Biologists have long known that plant cells and the cells of fungi and most bacteria have strong, thick walls containing much carbohydrate. But only in recent years have they come to realize that most animal cells, too, have a carbohydrate coat on the outer surface of their plasma membranes, and that this coat plays an important role in de¬termining certain properties of the cells, as seen under digital compound microscopes. The presence of carbohydrate materials on their outer surfaces appears to be a general property of cells. Nonetheless, the conspicuous, thick, relatively rigid walls of plant, fungal, and bacterial cells, on the one hand, and the inconspic¬uous, thin, nonrigid coats of animal cells, on the other, are among the most striking differences between these groups which were examined under digital compound microscopes.

Plant cell walls

Located outside the cell membrane, the plant cell wall is generally not considered part of the cellular material, although it is a product of the cell, as seen under digital compound microscopes. The principal structural component of the cell wall is the complex polysaccharide cellulose, which is generally present in the form of long threadlike structures called fibrils. The cellulose fibrils are cemented together by a matrix of other organic compounds. Spaces between the fibrils that are not entirely filled with matrix generally allow water, air, and dissolved materials to pass freely through the cell wall.

The first portion of the cell wall, as seen under a digital compound microscope,laid down by a young growing cell is the primary wall.
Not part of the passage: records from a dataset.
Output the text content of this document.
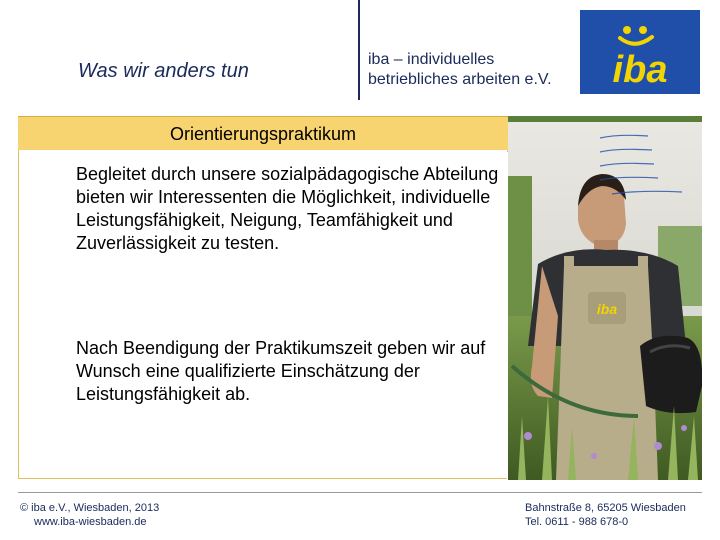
Was wir anders tun
iba – individuelles
betriebliches arbeiten e.V. iba
Orientierungspraktikum
Begleitet durch unsere sozialpädagogische Abteilung bieten wir Interessenten die Möglichkeit, individuelle Leistungsfähigkeit, Neigung, Teamfähigkeit und Zuverlässigkeit zu testen.
Nach Beendigung der Praktikumszeit geben wir auf Wunsch eine qualifizierte Einschätzung der Leistungsfähigkeit ab.
iba
© iba e.V., Wiesbaden, 2013
www.iba-wiesbaden.de
Bahnstraße 8, 65205 Wiesbaden
Tel. 0611 - 988 678-0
As long as the cell continues to grow, this wall, which is stretchable, is the only one formed. Where the walls of two cells come together, an intercellular layer between them, known as the middle lamella, binds them together. Pectin, a complex polysaccharide gen¬erally present in the form of calcium pectate, is one of the principal constituents of the middle lamella. If the pectin is dissolved away, the cells become less tightly bound to each other. That is what happens, for example, when fruits ripen. The calcium pectate is partly con¬verted into other more soluble forms, the cells become loose and the fruit becomes softer.

Cells of the soft tissues of the plant have only primary walls and intercellular middle lamellae, as studied under digital compound microscopes. After ceasing to grow, the cells that eventually form the harder, more woody portions, of the plant add further layers to the cell wall, forming what is known as the second¬ary wall. Since this wall, like the primary wall, is deposited by the cytoplasm of the cell, it is located inside the earlier-formed primary wall, lying between it and the membrane. The secondary wall is often much thicker than the primary wall and is composed of a succession of compact layers oriented at angles to one another. This arrangement gives added strength to the cell wall. In addition to cel¬lulose, secondary walls usually contain other materials, such as lignin, which make them stiffer. Once deposition of the secondary wall is completed, many cells die, leaving the hard tube formed by their walls to function in mechanical support and internal transport for the body of the plant. The cellulose of plant cell walls is commercially impor¬tant as the main component of paper, cotton, flax, hemp, rayon, cellu¬loid, and, obviously, wood itself.

Plant cell walls generally do not form completely uninterrupted boundaries around the cells, as seen under a microscope. There are often tiny holes in the walls through which delicate cytoplasmic connections between adjacent cells may run. These connections are called plasmodesmata. Thus the cytoplasm of an individual cell in a multicellular plant body is not isolated, but is in contact and communication with the cytoplasm of other cells by way of the plasmodesmata. The cy¬toplasm of cells interconnected by plasmodesmata constitutes a con¬tinuous system called the symplast. A large portion of the intercellular exchange of such materials as sugars and amino acids probably takes place through the plasmodesmata of the symplast. The cell walls of both fungi and bacteria differ from those of plant cells in that they are not composed of cellulose. In fungi the main structural component of the wall is chitin, a polymer that is a deriva¬tive of the amino sugar glucosamine. In bacteria the cell wall is composed of a compound called murein, which consists of polysaccharide chains linked together by short chains of amino acids.

Cell walls permit the cells of plants, fungi, and bacteria to with¬stand very dilute (hypotonic) external media without bursting. In such media, the cells tend to take up water by osmosis, as a result of the high osmotic concentration of the cell contents. The cell swells, building up turgor pressure against the cell walls. The walls exert an equal op¬posing pressure against the swollen cell. The cell wall of a mature cell can usually be stretched only by a minute amount. Equilibrium is reached when the resistance of the wall is so great that no further increase in the size of the cell is possible and, consequently, no more water can enter the cell. Thus the cells of plants, fungi and bacteria are not as sensitive as animal cells to the difference in osmotic con¬centration between the cellular material and the surrounding me¬dium. Because of their walls, such cells can withstand much wider fluctuations in the osmotic makeup of the surrounding medium than animal cells which was discovered when they were studied under the microscope.